Above: Flexible SSL - front-end over TLS, back-end unencrypted
Full SSL - front-end over TLS, back-end over TLS
In Full SSL, the front-end is protected with TLS, and the back-end is encrypted with TLS but the certificate itself is not validated by CloudFlare. This means that a passive attacker listening to the data does not have the ability to read the communication, but an active man-in-the-middle attacker could potentially intercept the data. This option makes sense for customers who don’t have the ability or the desire to pay for a certificate from a certificate authority but who still want their data to be protected from mass collection of data.
Man-in-the-middle attempts between CloudFlare and the web server are difficult to pull off, but still possible, and we wanted our customers to have the option of protecting their customers against such attackers. Full SSL (Strict) makes sure that CloudFlare validates the certificate chain presented by the web server.

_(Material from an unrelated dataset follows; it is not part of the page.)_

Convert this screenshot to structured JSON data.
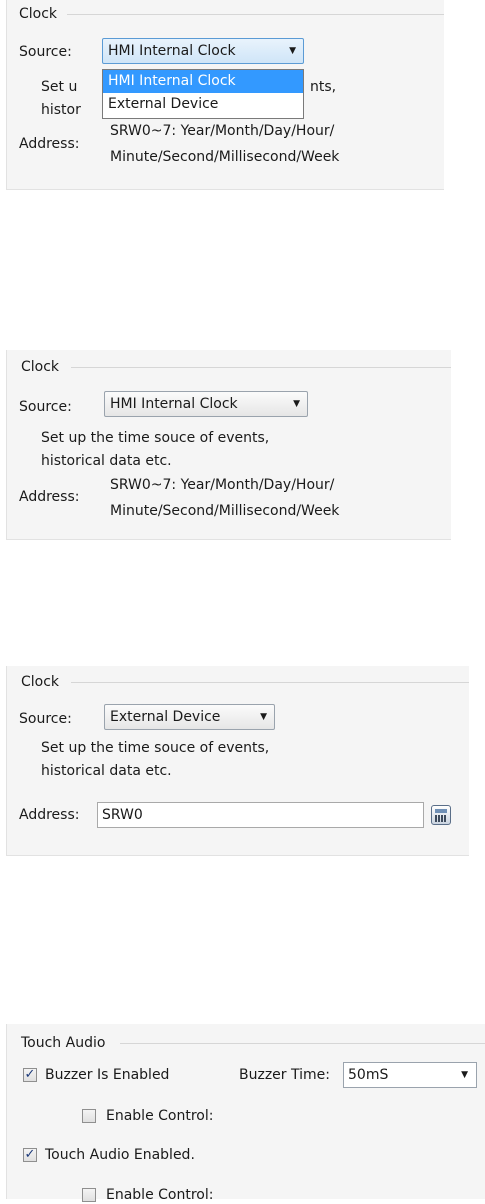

Above: Full SSL - front-end over TLS, back-end over TLS
Full SSL (Strict) - front-end over TLS, back-end over TLS (validated)
In strict mode, CloudFlare validates the certificate chain on the back-end using its own list of trusted certificate authorities. Customers can enable this globally for their site, or they can have different settings for different subdomains, using Page Rules. CloudFlare’s list is more exclusive than the ones used by the popular browsers. By trusting a smaller and more exclusive list of certificate authorities, we protect our customers against MitM attacks using certificates signed by rogue or compromised certificate authorities. We are automatically upgrading customers from Full SSL to Full SSL (Strict) if we determine that their origin server has a valid certificate installed.
Above: Full SSL (Strict) - front-end over TLS, back-end over TLS (validated)
One of the core technologies CloudFlare uses for TLS connections is the open source web server/reverse proxy called nginx. The current public version of nginx does not have the ability to validate a certificate when talking to an origin server. In the spirit of open source and making the web a safer place, we have upstreamed our changes to nginx that enable origin certificate validation. We also added support for SNI (Server Name Identification) to allow nginx to speak to multiple domains behind the same IP over TLS.
Threats on the Internet are changing and evolving constantly. We hope this option lets web site operators and web site visitors sleep easier knowing that their data is protected in transit, even against highly motivated and capable attackers.